Monday, November 16, 2009

Japan's economy grew at 4.8% in 4th QT!

They blame it all on the fiscal stimulus FT Report. They would blame everything on the fiscal stimulus. But, it is what they say they want it to be- I guess.

The issue that has me concerned is; how do they, or, "did they", create value out of nothing? For example, they [Japan] ran the same cash for clunkers programme as did the USA. But, it was just to stimulate transactions? Wasn't it?

The trick was to get persons to but new cars at an affordable rate. But, would allowing cars to sit in inventory, rather than being purchased at a low price or at a loss, be a good thing?
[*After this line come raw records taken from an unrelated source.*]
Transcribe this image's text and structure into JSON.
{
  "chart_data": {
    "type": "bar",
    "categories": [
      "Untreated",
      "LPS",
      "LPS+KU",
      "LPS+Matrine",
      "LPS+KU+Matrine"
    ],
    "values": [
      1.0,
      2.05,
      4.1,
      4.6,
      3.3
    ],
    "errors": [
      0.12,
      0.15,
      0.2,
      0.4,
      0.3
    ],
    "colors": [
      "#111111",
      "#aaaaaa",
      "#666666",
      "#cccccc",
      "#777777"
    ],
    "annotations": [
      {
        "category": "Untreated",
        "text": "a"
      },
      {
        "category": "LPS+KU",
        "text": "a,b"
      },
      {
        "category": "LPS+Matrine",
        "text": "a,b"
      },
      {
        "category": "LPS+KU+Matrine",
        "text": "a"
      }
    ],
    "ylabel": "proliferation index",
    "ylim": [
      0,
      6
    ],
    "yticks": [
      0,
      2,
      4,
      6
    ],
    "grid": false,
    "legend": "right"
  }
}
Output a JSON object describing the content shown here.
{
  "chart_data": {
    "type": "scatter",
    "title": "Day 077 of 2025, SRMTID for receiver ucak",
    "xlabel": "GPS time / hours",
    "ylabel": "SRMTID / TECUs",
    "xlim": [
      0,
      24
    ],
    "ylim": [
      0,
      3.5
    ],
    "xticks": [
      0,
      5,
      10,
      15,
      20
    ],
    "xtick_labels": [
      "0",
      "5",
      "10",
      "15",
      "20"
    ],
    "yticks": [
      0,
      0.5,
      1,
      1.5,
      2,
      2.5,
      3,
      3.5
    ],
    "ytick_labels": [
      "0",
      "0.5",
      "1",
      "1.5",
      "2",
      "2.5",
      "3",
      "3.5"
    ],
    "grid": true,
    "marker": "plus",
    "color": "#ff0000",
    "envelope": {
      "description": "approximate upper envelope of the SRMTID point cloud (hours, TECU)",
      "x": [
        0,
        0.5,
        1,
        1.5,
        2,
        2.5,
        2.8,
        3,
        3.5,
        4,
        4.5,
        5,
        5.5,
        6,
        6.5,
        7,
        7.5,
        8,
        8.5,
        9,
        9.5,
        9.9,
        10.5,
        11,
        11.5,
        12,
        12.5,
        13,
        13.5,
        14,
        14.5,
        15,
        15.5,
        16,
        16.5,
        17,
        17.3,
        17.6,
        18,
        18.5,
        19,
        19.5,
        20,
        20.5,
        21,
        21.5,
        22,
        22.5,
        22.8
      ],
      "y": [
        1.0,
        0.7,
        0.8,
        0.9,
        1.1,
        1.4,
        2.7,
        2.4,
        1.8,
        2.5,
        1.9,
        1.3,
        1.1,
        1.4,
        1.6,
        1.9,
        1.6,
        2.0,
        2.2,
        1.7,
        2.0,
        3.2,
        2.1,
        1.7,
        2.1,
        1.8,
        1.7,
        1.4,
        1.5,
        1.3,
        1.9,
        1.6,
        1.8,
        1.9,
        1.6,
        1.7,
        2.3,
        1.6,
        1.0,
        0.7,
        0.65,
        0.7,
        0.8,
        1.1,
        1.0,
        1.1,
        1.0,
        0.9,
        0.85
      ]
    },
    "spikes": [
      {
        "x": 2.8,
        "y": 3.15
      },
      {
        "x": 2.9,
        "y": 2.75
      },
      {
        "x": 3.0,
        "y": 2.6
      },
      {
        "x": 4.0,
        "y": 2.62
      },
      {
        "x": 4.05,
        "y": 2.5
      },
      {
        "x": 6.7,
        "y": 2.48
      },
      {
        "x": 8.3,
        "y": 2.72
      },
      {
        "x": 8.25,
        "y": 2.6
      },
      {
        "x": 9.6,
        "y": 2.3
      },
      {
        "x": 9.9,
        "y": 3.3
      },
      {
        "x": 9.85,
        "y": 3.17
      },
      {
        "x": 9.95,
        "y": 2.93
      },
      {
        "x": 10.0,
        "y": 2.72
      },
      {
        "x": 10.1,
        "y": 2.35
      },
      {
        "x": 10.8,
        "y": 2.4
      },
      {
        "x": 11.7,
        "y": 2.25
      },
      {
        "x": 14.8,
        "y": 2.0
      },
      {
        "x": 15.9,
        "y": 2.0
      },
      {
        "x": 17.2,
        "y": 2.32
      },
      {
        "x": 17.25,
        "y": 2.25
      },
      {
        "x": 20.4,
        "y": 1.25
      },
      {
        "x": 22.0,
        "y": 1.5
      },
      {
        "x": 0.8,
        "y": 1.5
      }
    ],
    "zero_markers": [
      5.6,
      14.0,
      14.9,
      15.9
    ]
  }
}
I don't think that it would be a good thing and they would [Japanese officials] have to give us another excuse. Because, I don't know of any business that can stay in operation, if it sells its products at a loss or below the market value or real value! That's just me!

The issue to me is with the value of the YEN. As it stands, now, the YEN hovers under 95 YEN per $1 USD. A stronger YEN, means more relative value for Japanese products. Also, it means that the YEN is worth more than the USD and that would have increased speculation over the last few quarters.

Not bad. But, a stronger YEN, with a weaker dollar, may not be a bad thing. The US economy is not as sound as it once was, so if the Japanese have not found other consumers for their exporters, or, show themselves to be less worried about the Euro and other Asian currencies, then they are probably going to under perform- all circumstances considered- in the early part of the next QT.

Especially they would underperform if they depend on fiscal stimulus and cash for clunkers....which may not sound like a bad idea after all, considering that the YEN is stronger and they can create value, relatively, within their own economy!